ABSTRACT

As the chapter by Futoshi Taga in this volume outlines, while there had been earlier developments, the sudden “boom” in men’s studies and the widespread interrogation and questioning of masculinity as a construct only became visible throughout Japanese society in the 1990s. The rapid transition from the confidence of the 1980s’ “bubble economy” years to the growing sense of cultural malaise occasioned by the economic slowdown of the 1990s formed the backdrop to this inquiry into masculine values. In many respects, Japan’s industrial success, particularly in the postwar decades, had been premised on a hegemonic gender ideology which equated femininity with the private household sphere, and masculinity with the public, work domain. Consequently, men’s lives – at least as far as the hegemonic ideal was concerned – came to be defined primarily through work.
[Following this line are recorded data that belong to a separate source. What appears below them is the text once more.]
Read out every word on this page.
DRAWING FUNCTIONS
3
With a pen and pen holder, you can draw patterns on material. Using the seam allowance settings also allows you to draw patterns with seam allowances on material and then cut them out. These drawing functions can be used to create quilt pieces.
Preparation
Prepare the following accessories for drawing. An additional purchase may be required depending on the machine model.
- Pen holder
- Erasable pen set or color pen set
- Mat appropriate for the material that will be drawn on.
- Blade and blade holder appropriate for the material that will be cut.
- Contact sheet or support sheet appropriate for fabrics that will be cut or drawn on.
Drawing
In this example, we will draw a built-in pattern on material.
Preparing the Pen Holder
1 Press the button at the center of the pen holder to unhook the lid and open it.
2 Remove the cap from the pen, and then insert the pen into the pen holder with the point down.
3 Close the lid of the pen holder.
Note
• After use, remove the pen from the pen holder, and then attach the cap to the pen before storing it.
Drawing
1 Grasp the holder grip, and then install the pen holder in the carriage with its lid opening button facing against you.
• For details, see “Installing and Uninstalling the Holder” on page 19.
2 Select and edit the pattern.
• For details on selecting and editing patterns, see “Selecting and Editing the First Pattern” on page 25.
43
However, as many of the assumptions – guaranteed lifetime employment, for instance – that had underpinned hegemonic masculinity in postwar Japan started to unravel in the 1990s, men’s lives, and indeed, masculinity itself, came under increasing public scrutiny. These critiques of hegemonic masculinity ranged from mainstream media coverage of such social problems as karo¯shi (sudden death due to excessively long work hours and stressful conditions) among middle-aged male employees, and the rise in suicide rates among men, through to personal accounts and reflective essays by men, to more academic and/or activist writing seeking to “deconstruct” Japanese masculinities. Many of these voices and strands started coalescing in the early to mid-1990s into a loose (yet distinct) social movement centered on men’s studies/men’s issues. The first of these “men’s groups,” the Menzu Ribu Kenkyu¯ Kai (Men’s Liberation Research Association) was set up in western Japan in the early 1990s, and similar groups formed in other regions throughout the 1990s. Underlying the thinking of most of the groups and individuals involved was the recognition that while men did benefit as a group from the patriarchal dividends of hegemonic masculinity, individual males could also be “victims” of the ideological expectations of patriarchy and hegemonic masculinity. What was needed was the provision of forums where men could talk about issues pertinent to their lives, such as relationships, work, and sexuality, and where the expectations of hegemonic masculinity could be publicly questioned and interrogated.